Czy jest na tym świecie nastolatka, która nie słyszałaby o Meg Cabot? Chyba nie. Tej pisarki nie muszę przedstawiać. Autorka wielu znanych i lubianych na całym świecie serii młodzieżowych takich jak "Pamiętnik Księżniczki", "1-800-Jeśli-Widziałeś-Zadzwoń", czy też "Pośredniczka". Obecnie pracuje nad kontynuacją "Porzuconych" - jej nowej powieści dla nastolatek łączącej wątek miłosny z mitologią grecką.
Meg Cabot nie jest moją ulubioną pisarką, jednak książka "Dziewczyna Ameryki" w jakiś sposób mnie skusiła. Zrobiła to chyba przede wszystkim przez niewielką ilość stron, gdyż książkę przeczytałam w zaledwie kilka godzin. Myślę, że było to jedno z najlepiej zmarnowanych popołudni mojego życia.

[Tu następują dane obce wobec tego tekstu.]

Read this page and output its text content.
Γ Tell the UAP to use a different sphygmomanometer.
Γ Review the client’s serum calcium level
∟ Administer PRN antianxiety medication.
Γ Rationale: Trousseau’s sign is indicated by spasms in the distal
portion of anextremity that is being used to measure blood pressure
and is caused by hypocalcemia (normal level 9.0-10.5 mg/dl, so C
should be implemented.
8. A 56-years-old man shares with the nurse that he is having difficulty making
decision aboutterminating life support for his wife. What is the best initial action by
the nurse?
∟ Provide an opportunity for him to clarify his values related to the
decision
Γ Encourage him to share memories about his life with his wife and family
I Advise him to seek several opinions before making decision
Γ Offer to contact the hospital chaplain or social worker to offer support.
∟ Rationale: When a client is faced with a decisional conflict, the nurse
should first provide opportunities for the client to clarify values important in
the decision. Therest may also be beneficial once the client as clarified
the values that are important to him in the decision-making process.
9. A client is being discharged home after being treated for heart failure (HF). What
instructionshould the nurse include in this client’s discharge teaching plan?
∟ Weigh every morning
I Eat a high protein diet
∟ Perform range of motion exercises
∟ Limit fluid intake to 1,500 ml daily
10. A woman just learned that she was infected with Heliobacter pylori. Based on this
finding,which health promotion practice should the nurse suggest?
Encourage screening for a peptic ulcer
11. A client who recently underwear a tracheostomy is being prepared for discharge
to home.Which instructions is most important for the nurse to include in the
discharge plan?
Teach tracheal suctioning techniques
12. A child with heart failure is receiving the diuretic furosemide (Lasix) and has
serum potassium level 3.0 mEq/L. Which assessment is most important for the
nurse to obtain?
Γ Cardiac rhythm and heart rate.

Samantha Madison to jedna z tych "środkowych" dzieci. To na nią rodzice i nauczyciele zwracają najmniejszą uwagę, jej poświęcają najmniej czasu i na nią najmniej wydają. Bo po co kupować nowe ubrania, skoro może nosić te po siostrze? Ale jak taka zwykła dziewczyna, jak Sam, ma się równać z piękną i lubianą starszą siostrą-cheerleaderką, Lucy, czy też młodszą, Rebbecą, która jest małym geniuszem? Dopiero, zostaje zauważona, gdy rodzice dowiadują się, co robi na lekcjach niemieckiego. Przecież nie ma nic złego w tym, że zamiast się uczyć, dziewczyna woli rysować! Zdenerwowani rodzice zapisują ją na lekcje rysunku, by dać upust jej wenie twórczej.
Jednak życie dziewczyny zmienia się o sto osiemdziesiąt stopni, dopiero gdy pewnego dnia ratuje życie prezydentowi USA.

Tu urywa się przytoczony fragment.